The derivative of $\ln{x}$ is $\frac{1}{x}$. However, we know that $\ln{x}$ is defined only for $x \gt 0$, yet we know that $\frac{1}{x}$ is defined for $x \lt 0$ as well. How can this be? I was under the impression that a derivative can only be defined when the function is defined, since the function is part of the definition of the derivative.

Answer 1

The derivative of $\ln x$ is $\frac 1x$, if $x$ is positive. If $x$ is negative, the neither $\ln x$ nor its derivative are defined. The fact that the expression $\frac 1x$ is also valid for negative values of $x$ does not mean that the derivative is valid for negative values of $x$.

In other words, it's just a lucky coincidence of how we chose to write expressions. By sheer luck, it happens that the expression we use to describe the derivative of $\ln x$ is valid for negative values of $x$.

We could easily choose a different set of expressions. For example, from now on, I decide that $\mathfrak D$ is defined as follows:

For any positive real number $a$ and any positive real number $b$, we define $a\mathfrak D b$ to be the unique solution to the equation $bx=a$. If either $a$ and $b$ is non-positive, then $a\mathfrak Db$ is not defined.

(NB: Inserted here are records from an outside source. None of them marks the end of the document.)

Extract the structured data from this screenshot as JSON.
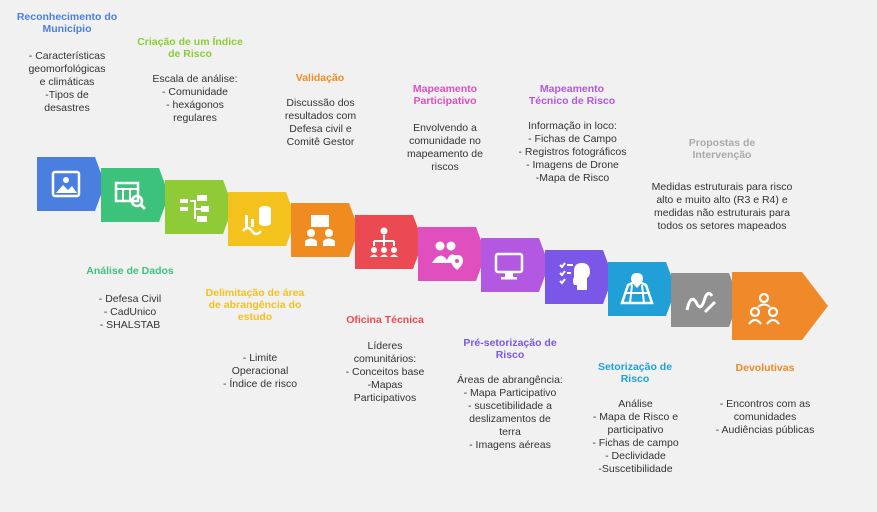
{
  "colors": {
    "s1": "#4a7fe0",
    "s2": "#3cc27a",
    "s3": "#8fcb36",
    "s4": "#f4c21c",
    "s5": "#f08c1f",
    "s6": "#ec4a52",
    "s7": "#e04fbe",
    "s8": "#b358e0",
    "s9": "#7a57e6",
    "s10": "#21a0d8",
    "s11": "#8f8f8f",
    "s12": "#f0892a"
  },
  "steps": [
    {
      "title": "Reconhecimento do Município",
      "lines": [
        "- Características",
        "geomorfológicas",
        "e climáticas",
        "-Tipos de",
        "desastres"
      ],
      "icon": "image-icon"
    },
    {
      "title": "Análise de Dados",
      "lines": [
        "- Defesa Civil",
        "- CadUnico",
        "- SHALSTAB"
      ],
      "icon": "table-search-icon"
    },
    {
      "title": "Criação de um Índice de Risco",
      "lines": [
        "Escala de análise:",
        "- Comunidade",
        "- hexágonos",
        "regulares"
      ],
      "icon": "flow-icon"
    },
    {
      "title": "Delimitação de área de abrangência do estudo",
      "lines": [
        "- Limite",
        "Operacional",
        "- Índice de risco"
      ],
      "icon": "chart-data-icon"
    },
    {
      "title": "Validação",
      "lines": [
        "Discussão dos",
        "resultados com",
        "Defesa civil e",
        "Comitê Gestor"
      ],
      "icon": "team-board-icon"
    },
    {
      "title": "Oficina Técnica",
      "lines": [
        "Líderes",
        "comunitários:",
        "- Conceitos base",
        "-Mapas",
        "Participativos"
      ],
      "icon": "hierarchy-icon"
    },
    {
      "title": "Mapeamento Participativo",
      "lines": [
        "Envolvendo a",
        "comunidade no",
        "mapeamento de",
        "riscos"
      ],
      "icon": "people-location-icon"
    },
    {
      "title": "Pré-setorização de Risco",
      "lines": [
        "Áreas de abrangência:",
        "- Mapa Participativo",
        "- suscetibilidade a",
        "deslizamentos de",
        "terra",
        "- Imagens aéreas"
      ],
      "icon": "monitor-icon"
    },
    {
      "title": "Mapeamento Técnico de Risco",
      "lines": [
        "Informação in loco:",
        "- Fichas de Campo",
        "- Registros fotográficos",
        "- Imagens de Drone",
        "-Mapa de Risco"
      ],
      "icon": "checklist-head-icon"
    },
    {
      "title": "Setorização de Risco",
      "lines": [
        "Análise",
        "- Mapa de Risco e",
        "participativo",
        "- Fichas de campo",
        "- Declividade",
        "-Suscetibilidade"
      ],
      "icon": "map-grid-icon"
    },
    {
      "title": "Propostas de Intervenção",
      "lines": [
        "Medidas estruturais para risco",
        "alto e muito alto (R3 e R4) e",
        "medidas não estruturais para",
        "todos os setores mapeados"
      ],
      "icon": "signature-icon"
    },
    {
      "title": "Devolutivas",
      "lines": [
        "- Encontros com as",
        "comunidades",
        "- Audiências públicas"
      ],
      "icon": "group-icon"
    }
  ]
}
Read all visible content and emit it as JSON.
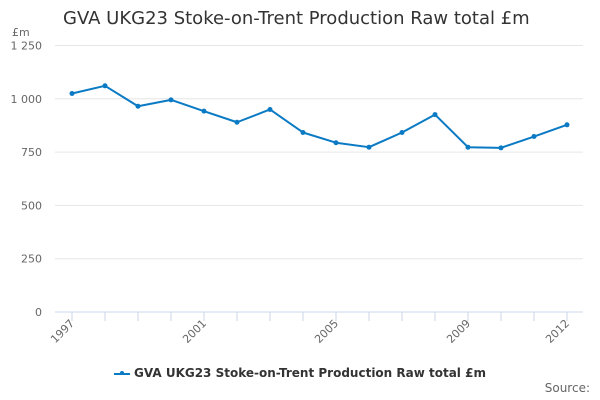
{
  "chart_data": {
    "type": "line",
    "title": "GVA UKG23 Stoke-on-Trent Production Raw total £m",
    "ylabel": "£m",
    "xlabel": "",
    "ylim": [
      0,
      1250
    ],
    "yticks": [
      0,
      250,
      500,
      750,
      1000,
      1250
    ],
    "ytick_labels": [
      "0",
      "250",
      "500",
      "750",
      "1 000",
      "1 250"
    ],
    "xtick_labels": [
      "1997",
      "2001",
      "2005",
      "2009",
      "2012"
    ],
    "x": [
      1997,
      1998,
      1999,
      2000,
      2001,
      2002,
      2003,
      2004,
      2005,
      2006,
      2007,
      2008,
      2009,
      2010,
      2011,
      2012
    ],
    "series": [
      {
        "name": "GVA UKG23 Stoke-on-Trent Production Raw total £m",
        "color": "#0a7ac4",
        "values": [
          1025,
          1061,
          965,
          995,
          942,
          890,
          950,
          842,
          794,
          773,
          842,
          926,
          773,
          770,
          823,
          878
        ]
      }
    ],
    "grid": true,
    "legend_position": "bottom-center",
    "source_label": "Source:"
  }
}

Once we define this symbol, we can prove that the derivative of $\ln x$ is $1\mathfrak Dx$, and that expression is only defined for positive values of $x$, so the issue you described before is no longer there.

Answer 2

A function can only have a derivative in points where it is defined, so $\log x$, taken as a real function, does not have a derivative for $x<0$. The fact that the expression that defines the derivative for $x>0$ is also defined for $x<0$ does not make it the derivate in that case.